In particular, the 77-year-old has championed creating a more multipolar world and reviving multilateral organisations — themes close to the heart of Beijing’s international diplomacy.
Lula was warmly welcomed to China, where he was greeted by cheering children dancing to the Brazilian song Novo Tempo and was lauded by Chinese president Xi Jinping as his “good old friend”. The two sides signed more than a dozen accords — worth $10bn — in areas ranging from infrastructure investment to the construction of satellites and trade facilitation.
Brazil and China are both members of the Brics association, a group of developing nations also including India, Russia and South Africa, which Lula has sought to reinvigorate since returning to office.
During a speech in Shanghai on Thursday, he called on the group to come up with an alternative currency to the dollar for use in trade between them.
“Every night I ask myself why all countries have to base their trade on the dollar,” said Lula, raising eyebrows among policymakers in Washington.
The Brazilian leader struck a further note of defiance to Washington in another speech given alongside Xi, during which Lula noted he had visited the Chinese telecom company Huawei, which is subject to US sanctions.
“Yesterday we made a visit to Huawei, a demonstration that we want to say to the world that we don’t have any bias in our relationship with the Chinese, and that no one will prohibit Brazil from improving its relationship with China,” Lula said.
During an earlier meeting with Zhao Leji, head of the country’s rubber stamp parliament and the third most senior official of the Communist party, Lula underlined his ambition of rebalancing the world order.
“Our interests in the relationship with China are not just commercial. We have political interests and we have interests in building a new geopolitics to change world governance by giving more representation to the United Nations,” said Lula.
The focus on multilateralism is a marked departure from the approach taken by his predecessor, Jair Bolsonaro, who prioritised bilateral ties with the US under former president Donald Trump and other nations led by populist leaders such as Hungary and Israel.

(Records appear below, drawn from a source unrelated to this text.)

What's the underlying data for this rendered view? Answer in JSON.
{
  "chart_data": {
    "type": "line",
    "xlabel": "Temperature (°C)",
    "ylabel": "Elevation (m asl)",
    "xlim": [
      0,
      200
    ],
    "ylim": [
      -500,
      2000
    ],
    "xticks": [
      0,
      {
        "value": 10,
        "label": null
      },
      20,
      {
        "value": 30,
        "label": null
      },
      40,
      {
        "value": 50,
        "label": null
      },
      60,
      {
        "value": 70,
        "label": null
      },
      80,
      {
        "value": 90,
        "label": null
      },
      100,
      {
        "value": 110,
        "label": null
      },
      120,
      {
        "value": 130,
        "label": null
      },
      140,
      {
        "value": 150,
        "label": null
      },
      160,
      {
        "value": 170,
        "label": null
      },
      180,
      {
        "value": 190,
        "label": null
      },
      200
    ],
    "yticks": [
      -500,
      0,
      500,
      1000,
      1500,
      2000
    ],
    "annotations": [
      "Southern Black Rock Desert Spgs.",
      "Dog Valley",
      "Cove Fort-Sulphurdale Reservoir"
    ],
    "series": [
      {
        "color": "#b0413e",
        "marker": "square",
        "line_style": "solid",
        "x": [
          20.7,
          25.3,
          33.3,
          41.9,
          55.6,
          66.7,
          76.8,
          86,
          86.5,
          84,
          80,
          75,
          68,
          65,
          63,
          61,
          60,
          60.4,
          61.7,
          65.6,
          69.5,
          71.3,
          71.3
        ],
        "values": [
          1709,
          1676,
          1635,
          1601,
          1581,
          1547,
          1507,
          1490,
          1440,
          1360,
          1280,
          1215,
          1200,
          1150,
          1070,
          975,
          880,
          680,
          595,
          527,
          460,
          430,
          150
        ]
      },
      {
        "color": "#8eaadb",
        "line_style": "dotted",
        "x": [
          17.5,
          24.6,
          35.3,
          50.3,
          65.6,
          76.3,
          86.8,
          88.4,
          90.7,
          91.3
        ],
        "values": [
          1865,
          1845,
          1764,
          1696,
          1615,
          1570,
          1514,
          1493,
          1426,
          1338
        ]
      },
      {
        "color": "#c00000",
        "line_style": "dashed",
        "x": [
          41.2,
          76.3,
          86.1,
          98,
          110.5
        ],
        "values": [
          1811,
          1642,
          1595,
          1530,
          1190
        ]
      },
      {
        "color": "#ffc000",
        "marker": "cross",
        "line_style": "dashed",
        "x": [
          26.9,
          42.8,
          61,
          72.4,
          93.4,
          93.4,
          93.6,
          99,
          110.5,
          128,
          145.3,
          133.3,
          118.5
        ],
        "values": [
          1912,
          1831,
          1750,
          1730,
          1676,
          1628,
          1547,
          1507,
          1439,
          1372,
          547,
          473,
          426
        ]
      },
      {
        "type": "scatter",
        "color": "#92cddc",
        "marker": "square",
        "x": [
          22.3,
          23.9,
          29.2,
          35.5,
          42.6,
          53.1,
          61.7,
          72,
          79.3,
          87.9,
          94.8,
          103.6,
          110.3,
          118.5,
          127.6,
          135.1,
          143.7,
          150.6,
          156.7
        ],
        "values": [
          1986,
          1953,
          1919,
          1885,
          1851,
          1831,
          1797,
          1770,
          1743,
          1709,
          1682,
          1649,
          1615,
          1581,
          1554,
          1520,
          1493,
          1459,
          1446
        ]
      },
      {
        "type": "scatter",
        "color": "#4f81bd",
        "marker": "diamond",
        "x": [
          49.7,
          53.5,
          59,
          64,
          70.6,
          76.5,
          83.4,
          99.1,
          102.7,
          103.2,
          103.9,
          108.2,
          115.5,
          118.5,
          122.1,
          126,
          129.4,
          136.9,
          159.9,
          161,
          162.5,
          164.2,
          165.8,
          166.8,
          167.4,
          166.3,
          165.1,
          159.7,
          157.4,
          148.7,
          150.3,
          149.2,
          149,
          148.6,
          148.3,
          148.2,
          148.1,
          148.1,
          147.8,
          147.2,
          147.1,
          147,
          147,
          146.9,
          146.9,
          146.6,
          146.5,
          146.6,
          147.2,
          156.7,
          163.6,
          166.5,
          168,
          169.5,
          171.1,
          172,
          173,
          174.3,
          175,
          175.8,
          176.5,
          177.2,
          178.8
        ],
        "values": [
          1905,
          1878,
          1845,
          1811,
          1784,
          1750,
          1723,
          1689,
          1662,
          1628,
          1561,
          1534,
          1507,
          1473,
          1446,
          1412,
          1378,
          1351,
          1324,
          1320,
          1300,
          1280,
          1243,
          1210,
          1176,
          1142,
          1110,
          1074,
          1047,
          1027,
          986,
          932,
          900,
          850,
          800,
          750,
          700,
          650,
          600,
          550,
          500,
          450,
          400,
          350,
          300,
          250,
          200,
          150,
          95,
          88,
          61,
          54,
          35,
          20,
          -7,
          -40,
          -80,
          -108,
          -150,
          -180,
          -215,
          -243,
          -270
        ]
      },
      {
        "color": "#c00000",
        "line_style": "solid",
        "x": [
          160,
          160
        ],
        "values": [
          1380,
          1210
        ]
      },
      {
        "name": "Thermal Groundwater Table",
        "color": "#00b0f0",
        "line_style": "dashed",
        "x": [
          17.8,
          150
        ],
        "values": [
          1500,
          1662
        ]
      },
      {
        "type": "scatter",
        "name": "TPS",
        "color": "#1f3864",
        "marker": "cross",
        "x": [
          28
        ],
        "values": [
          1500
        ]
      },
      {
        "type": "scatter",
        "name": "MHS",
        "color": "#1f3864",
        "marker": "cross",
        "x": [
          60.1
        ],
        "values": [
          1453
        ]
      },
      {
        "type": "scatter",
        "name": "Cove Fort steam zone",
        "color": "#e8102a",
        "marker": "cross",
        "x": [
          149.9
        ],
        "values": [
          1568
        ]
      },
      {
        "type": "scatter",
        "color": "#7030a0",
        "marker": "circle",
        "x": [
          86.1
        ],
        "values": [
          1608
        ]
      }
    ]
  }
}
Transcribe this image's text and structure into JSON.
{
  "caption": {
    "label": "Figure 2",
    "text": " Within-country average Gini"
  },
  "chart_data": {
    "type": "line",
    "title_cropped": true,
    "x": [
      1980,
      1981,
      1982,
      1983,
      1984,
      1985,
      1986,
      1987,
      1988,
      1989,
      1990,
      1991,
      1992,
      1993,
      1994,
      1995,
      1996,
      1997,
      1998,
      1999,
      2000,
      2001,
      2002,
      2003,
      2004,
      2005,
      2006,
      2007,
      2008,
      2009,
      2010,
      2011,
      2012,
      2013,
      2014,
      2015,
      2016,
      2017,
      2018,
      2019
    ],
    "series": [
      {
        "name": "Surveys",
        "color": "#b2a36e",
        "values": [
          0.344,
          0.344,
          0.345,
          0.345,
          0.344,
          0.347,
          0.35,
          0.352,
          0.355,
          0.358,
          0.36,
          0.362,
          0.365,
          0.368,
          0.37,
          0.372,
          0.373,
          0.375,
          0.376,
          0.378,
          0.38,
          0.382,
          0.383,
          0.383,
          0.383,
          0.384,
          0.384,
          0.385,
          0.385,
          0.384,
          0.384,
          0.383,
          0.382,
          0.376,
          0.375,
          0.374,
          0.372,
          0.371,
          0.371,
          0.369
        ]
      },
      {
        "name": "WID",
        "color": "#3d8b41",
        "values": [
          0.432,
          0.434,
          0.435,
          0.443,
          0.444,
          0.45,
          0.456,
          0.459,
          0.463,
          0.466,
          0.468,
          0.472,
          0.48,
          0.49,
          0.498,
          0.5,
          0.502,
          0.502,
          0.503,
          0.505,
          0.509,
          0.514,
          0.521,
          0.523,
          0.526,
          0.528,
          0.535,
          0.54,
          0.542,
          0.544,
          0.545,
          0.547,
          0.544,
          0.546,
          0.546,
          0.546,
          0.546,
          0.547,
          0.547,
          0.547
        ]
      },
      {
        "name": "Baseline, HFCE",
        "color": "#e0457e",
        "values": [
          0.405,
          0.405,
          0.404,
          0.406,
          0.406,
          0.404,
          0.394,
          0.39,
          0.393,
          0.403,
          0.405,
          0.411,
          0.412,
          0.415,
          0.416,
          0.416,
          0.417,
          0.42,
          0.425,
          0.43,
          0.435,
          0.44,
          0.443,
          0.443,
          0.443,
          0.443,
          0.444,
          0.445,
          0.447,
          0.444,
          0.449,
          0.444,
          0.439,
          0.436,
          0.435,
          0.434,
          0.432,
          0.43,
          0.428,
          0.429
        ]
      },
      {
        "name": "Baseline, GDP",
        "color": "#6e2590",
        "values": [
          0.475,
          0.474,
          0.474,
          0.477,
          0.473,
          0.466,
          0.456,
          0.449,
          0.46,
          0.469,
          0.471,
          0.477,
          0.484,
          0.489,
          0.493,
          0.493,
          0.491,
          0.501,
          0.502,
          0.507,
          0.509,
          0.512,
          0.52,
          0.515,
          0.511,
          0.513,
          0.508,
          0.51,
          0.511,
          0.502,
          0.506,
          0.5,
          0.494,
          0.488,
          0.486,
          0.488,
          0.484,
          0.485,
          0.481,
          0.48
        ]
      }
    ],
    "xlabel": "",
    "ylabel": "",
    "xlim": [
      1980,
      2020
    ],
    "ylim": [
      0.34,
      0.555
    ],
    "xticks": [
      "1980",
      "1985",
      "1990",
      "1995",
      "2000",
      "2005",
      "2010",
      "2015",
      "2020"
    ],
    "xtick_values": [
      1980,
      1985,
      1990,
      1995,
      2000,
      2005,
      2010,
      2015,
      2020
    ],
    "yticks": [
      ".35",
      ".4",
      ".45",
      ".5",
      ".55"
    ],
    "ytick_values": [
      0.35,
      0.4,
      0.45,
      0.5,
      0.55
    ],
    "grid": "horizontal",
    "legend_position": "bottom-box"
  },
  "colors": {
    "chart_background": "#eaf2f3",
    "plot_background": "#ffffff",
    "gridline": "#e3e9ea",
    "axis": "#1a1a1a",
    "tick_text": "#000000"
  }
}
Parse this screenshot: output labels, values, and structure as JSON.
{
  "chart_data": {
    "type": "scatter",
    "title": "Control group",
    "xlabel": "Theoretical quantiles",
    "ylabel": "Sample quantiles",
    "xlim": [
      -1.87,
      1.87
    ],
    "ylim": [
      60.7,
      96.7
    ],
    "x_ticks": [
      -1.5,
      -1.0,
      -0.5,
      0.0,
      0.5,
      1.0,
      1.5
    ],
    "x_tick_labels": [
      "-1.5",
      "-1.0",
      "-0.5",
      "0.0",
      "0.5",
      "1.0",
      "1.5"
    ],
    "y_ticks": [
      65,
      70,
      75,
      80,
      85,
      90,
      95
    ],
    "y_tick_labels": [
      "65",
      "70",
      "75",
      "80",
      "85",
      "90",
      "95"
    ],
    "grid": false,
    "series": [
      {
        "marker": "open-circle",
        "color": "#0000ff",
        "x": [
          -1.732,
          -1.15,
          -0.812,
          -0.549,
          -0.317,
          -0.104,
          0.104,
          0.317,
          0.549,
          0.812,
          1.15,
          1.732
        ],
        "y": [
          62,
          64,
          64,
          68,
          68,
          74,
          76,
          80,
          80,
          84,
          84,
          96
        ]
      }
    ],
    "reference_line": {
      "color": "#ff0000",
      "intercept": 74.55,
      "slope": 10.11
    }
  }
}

“It is a universalist foreign policy,” Mauro Vieira, Brazil’s foreign minister, told the Financial Times last month.
Ahead of the visit to Beijing, Lula had said he would discuss with Xi the creation of a “peace club” of countries to mediate an end to the conflict in Ukraine.
In a joint statement on Friday, the two countries emphasised that the only way out of the Ukraine conflict was through negotiation. But while the message on Ukraine reflected some of China’s points, it did not fully mirror Beijing’s position paper on the conflict that the west has criticised as pro-Russia.
“Lula believes that Brazil has something to contribute, particularly when it comes to the Russia-Ukraine war. Many people understand this as a naive [but] Lula understands China is a key actor in trying to put pressure on Russia,” said Felipe Loureiro, a professor of international relations at the University of São Paulo.
“The difficulty is that China has a clear pro-Russia stance, even though it positions itself as a neutral country.”
Lula failed to appear at a press conference in the Brazilian embassy scheduled for late on Friday night, with aides saying he was too tired. But finance minister Fernando Haddad said the country’s overtures to China were not intended to alienate the US.
“The country [Brazil] is too big to be choosing partners,” Haddad told journalists. “Brazil has the size to do partnerships with these big blocs and with other countries in bilateral accords. It doesn’t make any sense that you are forced to make a choice that if you get close to one, you have to distance yourself from the other.”